Nikola Tesla
Nikola Tesla
Inventor and Electrical Engineer · 1856–1943
Who is Nikola Tesla?
Nikola Tesla was an inventor and electrical engineer born in the village of Smiljan, in the Croatian Military Frontier of the Austrian Empire (present-day Croatia), to an ethnic Serb family. He studied engineering in Graz and Prague before emigrating to the United States in 1884, where he briefly worked for Thomas Edison. Tesla is best known for his pioneering work on alternating current (AC) electrical systems, including the AC induction motor and polyphase power distribution, technology later commercialized through his collaboration with George Westinghouse and used to power the 1893 World's Columbian Exposition and the Adams Power Plant at Niagara Falls. He also invented the Tesla coil, conducted early experiments in wireless power transmission and radio-frequency technology, and held more than one hundred patents across his career.

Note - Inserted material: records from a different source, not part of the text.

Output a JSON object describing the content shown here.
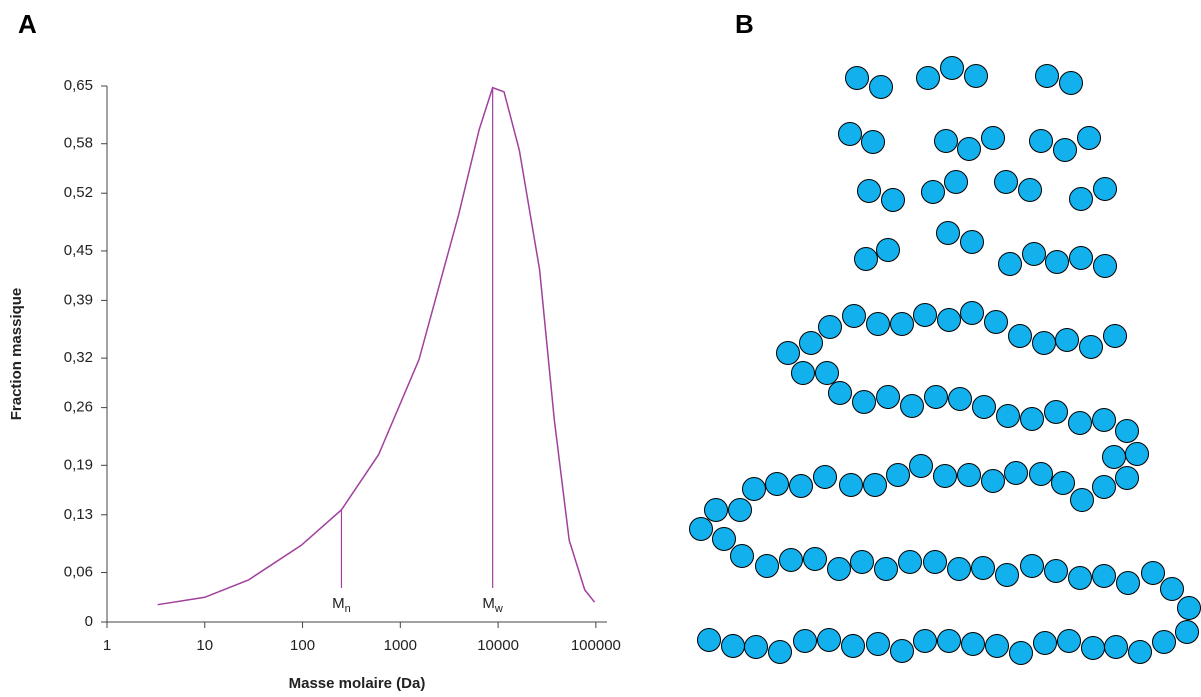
{
  "panel_labels": {
    "a": "A",
    "b": "B"
  },
  "chart_data": {
    "type": "line",
    "x_label": "Masse molaire (Da)",
    "y_label": "Fraction massique",
    "x_scale": "log",
    "xlim": [
      1,
      130000
    ],
    "xticks": [
      1,
      10,
      100,
      1000,
      10000,
      100000
    ],
    "ylim": [
      0,
      0.65
    ],
    "yticks": [
      0,
      {
        "value": 0.06,
        "label": "0,06"
      },
      {
        "value": 0.13,
        "label": "0,13"
      },
      {
        "value": 0.19,
        "label": "0,19"
      },
      {
        "value": 0.26,
        "label": "0,26"
      },
      {
        "value": 0.32,
        "label": "0,32"
      },
      {
        "value": 0.39,
        "label": "0,39"
      },
      {
        "value": 0.45,
        "label": "0,45"
      },
      {
        "value": 0.52,
        "label": "0,52"
      },
      {
        "value": 0.58,
        "label": "0,58"
      },
      {
        "value": 0.65,
        "label": "0,65"
      }
    ],
    "grid": false,
    "color": "#a0409c",
    "x": [
      3.3,
      10,
      28,
      97,
      250,
      600,
      1550,
      3950,
      6400,
      8800,
      11500,
      16500,
      26600,
      37600,
      53400,
      77000,
      97000
    ],
    "values": [
      0.021,
      0.03,
      0.051,
      0.093,
      0.136,
      0.203,
      0.318,
      0.494,
      0.597,
      0.648,
      0.643,
      0.572,
      0.427,
      0.245,
      0.099,
      0.039,
      0.024
    ],
    "annotations": [
      {
        "label": "M",
        "sub": "n",
        "x": 250,
        "y": 0.136
      },
      {
        "label": "M",
        "sub": "w",
        "x": 8800,
        "y": 0.648
      }
    ]
  }
}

Later in life he pursued increasingly ambitious and speculative projects, including the unfinished Wardenclyffe Tower intended for wireless global communication, and he died in New York in 1943 having spent his final years in financial difficulty. Tesla's birthplace in Smiljan, Croatia, is preserved as a memorial center, and he is honored there and internationally as a foundational figure of the modern electrical age.